Junior, who is a portly 6-foot-2, 250-pound third baseman, plays alongside slick-fielding Venezuelan shortstop Freddy Galvis, who already have seen enough of the youngster to praise him highly.

“On top of everything else he’s an excellent human being,” Galvis said. “He’s coming from a huge baseball family, and I think that has helped him get to where he is right now.

“He has one of the best sets of baseball skills I’ve ever seen from any of the major league prospects I’ve played with or against since I’ve been at this level. He’s got a great opportunity to be a superstar. His maturity is well above what you’ll see in a kid his age. His baseball mentality is well above average.”

Charlie Montoyo, the Blue Jays’ first-year manager, saw all of this coming for a while. He could see Guerrero’s ascent so well, he could probably sense the strong “storm” approaching in the same way he once would sense pending rain on some hot days back in his beloved Puerto Rico.

Montoyo credits Guerrero for a steady, even-keel nature that is mixed with a hearty confidence.

“He’s humble,” Montoyo said of Guerrero, “but he also knows he’s going to hit. He is that good. He can carry a team if he gets hot. I don’t want to put pressure on him. But he’s the No. 1 prospect in baseball. He can do things like that.”

Sure enough, Guerrero flexed his muscles and potential in San Francisco against the Giants to begin his first tear in the majors.

Guerrero showed how he could be both a humble young kid and a tremendous power hitter with huge confidence in himself just a few hours before he hit a vicious line drive that with an 111.3 mph exit velocity to dead center field for his first major league home run.

Five innings later, he added a 451-foot, three-run shot to left-center field.

Guerrero was so confident, he actually asked Montoyo before the two-homer game if he would be credited with a home run if he hit the tin above the 24-foot wall in right field.

He discussed the shot in batting practice with his manager and then he drove the ball to center for his first home run. It wasn’t quite to right, as he mentioned during batting practice, but his point was the same.

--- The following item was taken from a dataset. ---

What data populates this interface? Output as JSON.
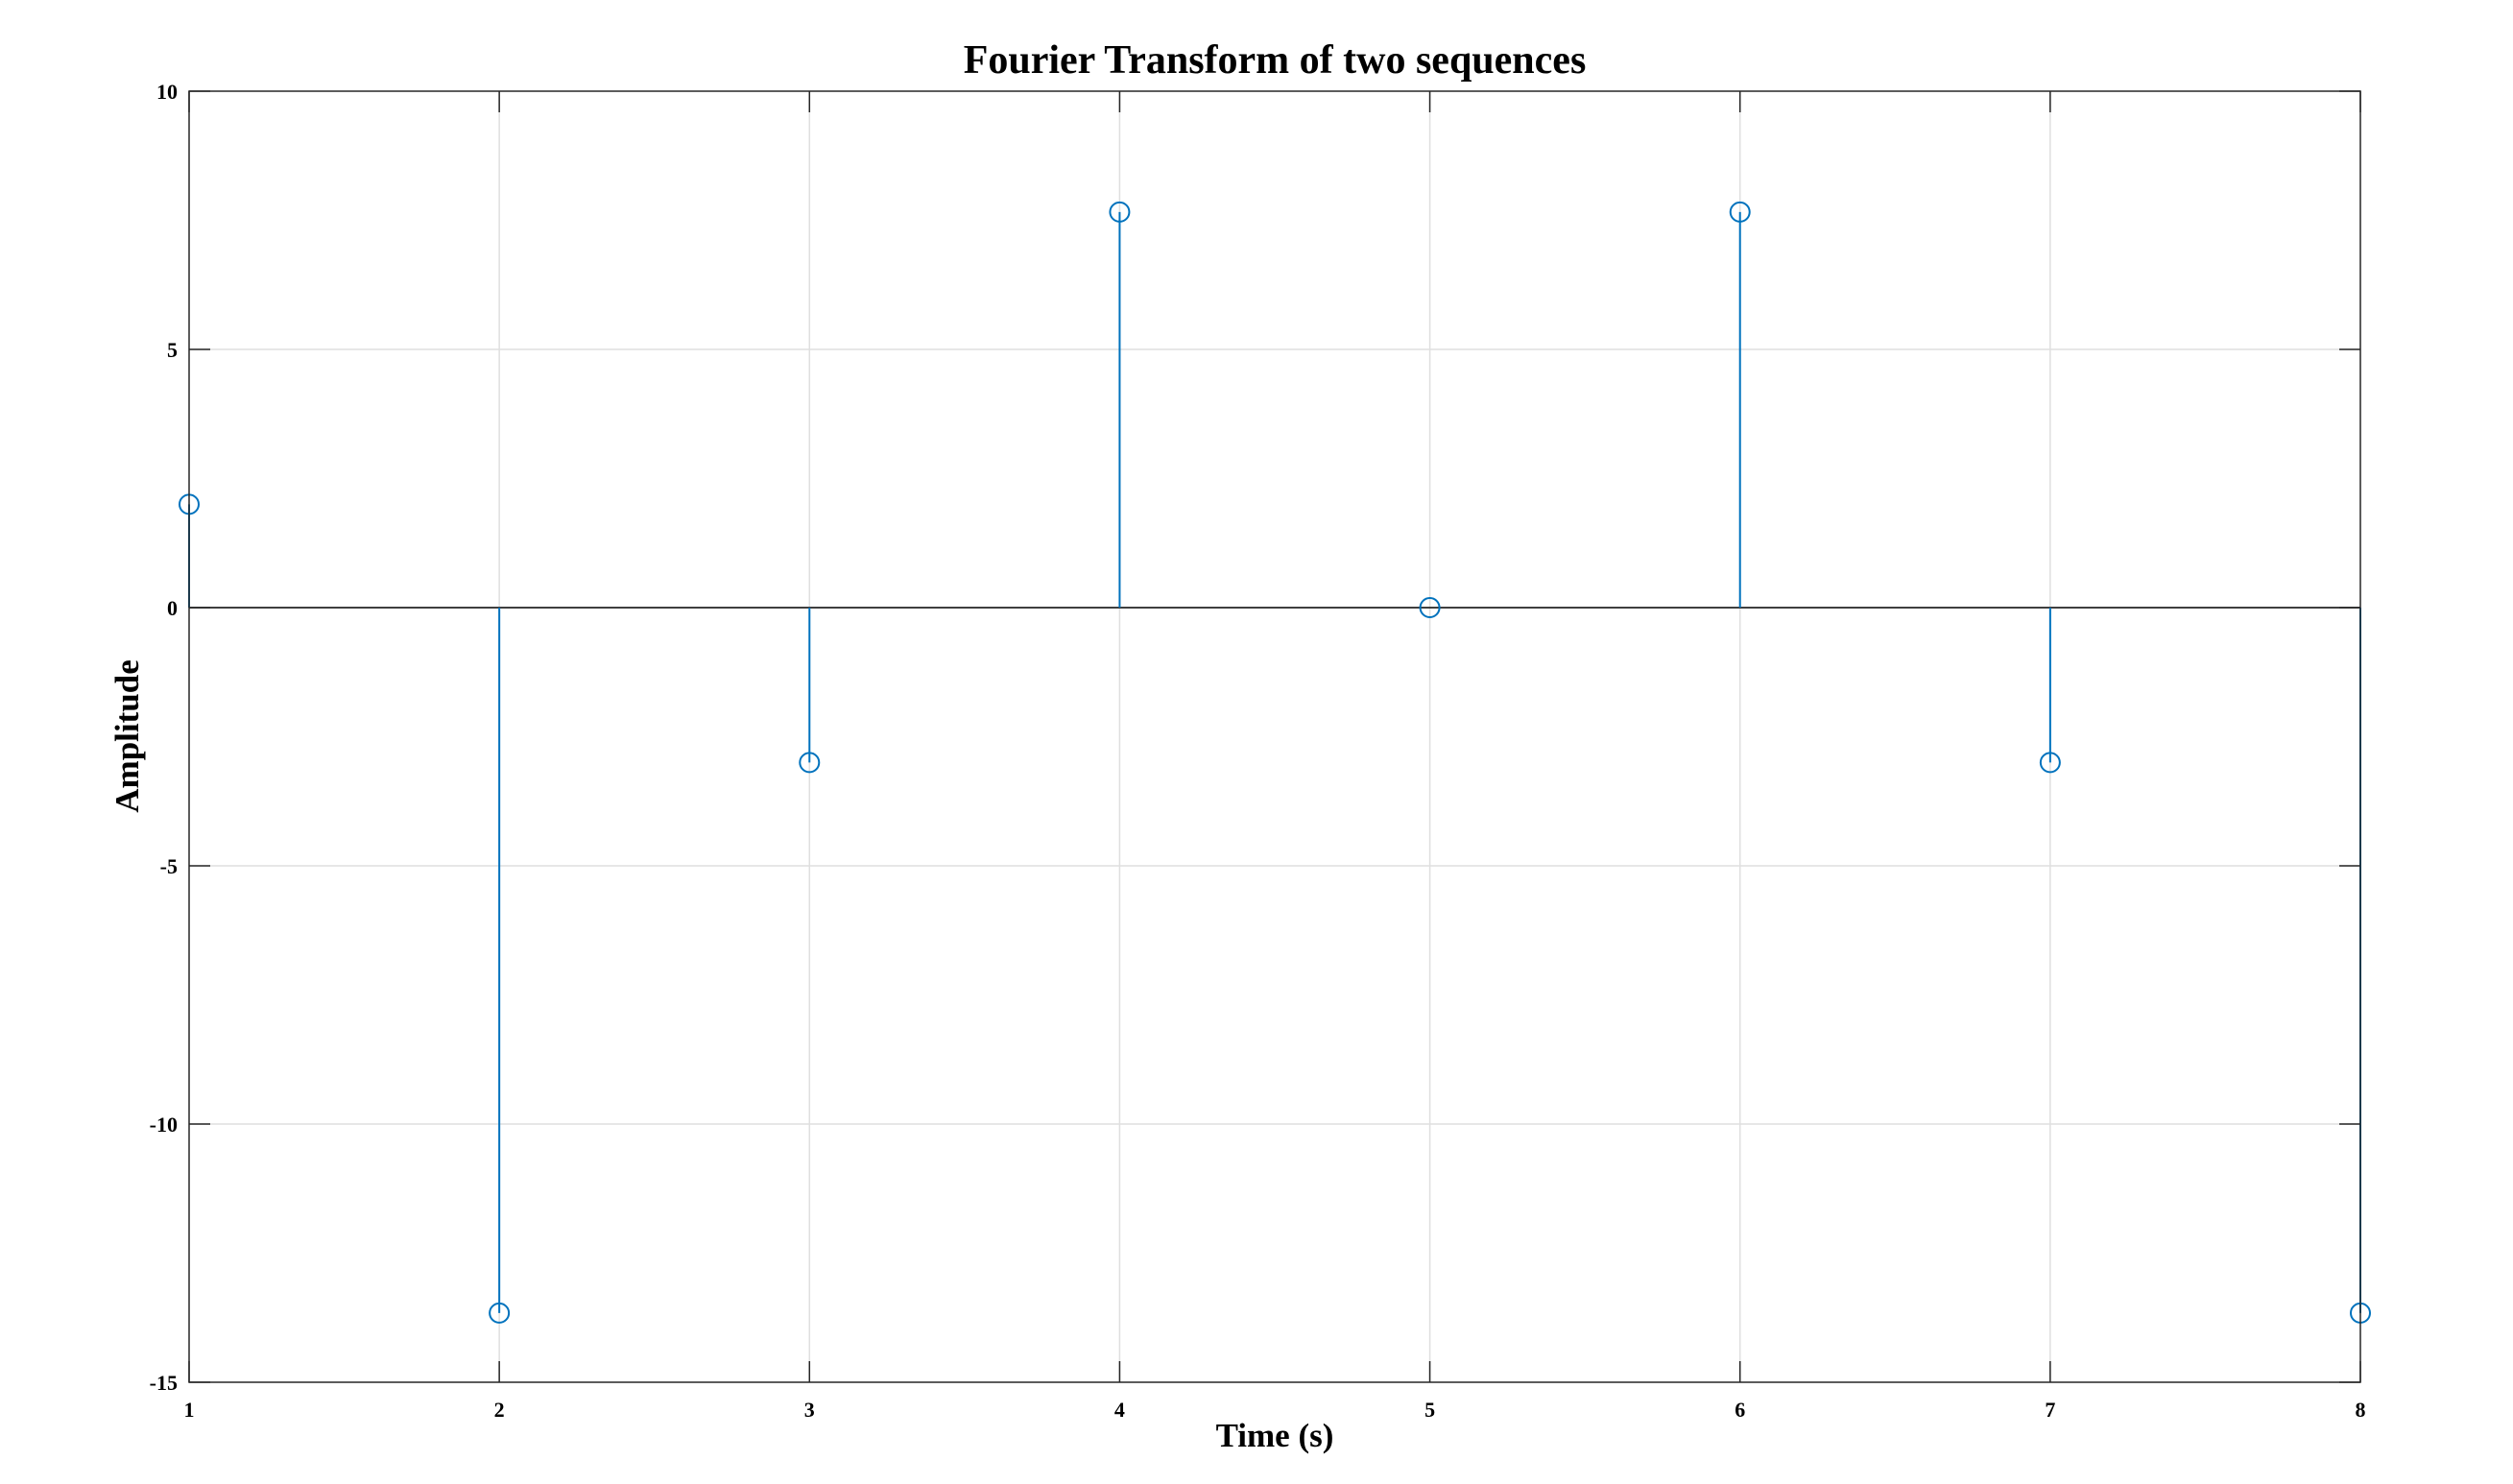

Guerrero Jr. knows he’ll be asked a ton of questions about the man he loves so much, his father, the Hall of Fame slugger who first made his mark with the Montreal Expos and Angels. He seems prepared to answer them all.

“He already did what he did,” Junior says of his father. “Now it’s my turn to do it.”

Junior receives daily guidance from his father. He sees similarities in the way he plays with the way his father played.

He doesn’t shy away from the comparisons. The comparisons actually warm his heart.

“I would love to put up the same numbers as he did, not more, not less,” he said.

“I would love to be as he was. I must keep working hard, very hard, every day.”

The elder Guerrero is making sure his son follows his own path to greatness the right way.

Not surprisingly, the Hall of Famer was the first person to call Junior to congratulate him for his first two home runs in the majors.

The slugger who hit 449 home runs over 16 years in the majors told his son to remember that he should not go to the plate trying to hit home runs because those home runs would come as long as he just tries to do his job at the plate.

Senior simply told Junior to do his job as he did during the game in which he drilled his first two games in the majors.

How could you repay a man who had you at his side at every All-Star Game he played, including the one when he was the Home Run Derby winner in 2007 in the same stadium where you would hit your first two home runs?

“I’ll give my dad the bat and the two [home run] baseballs,” Guerrero Jr. said. “The rest of what I used today, I’ll keep using.”

Junior has kept using the rest of his hitting weapons in a very powerful way. After his two moon shots at the Bay, he hit one home run per night versus the White Sox at Chicago on May 17 and 19 to cap his fabulous Player of the Week stats.

Get your umbrellas ready. A huge Guerrero power shower is coming your way.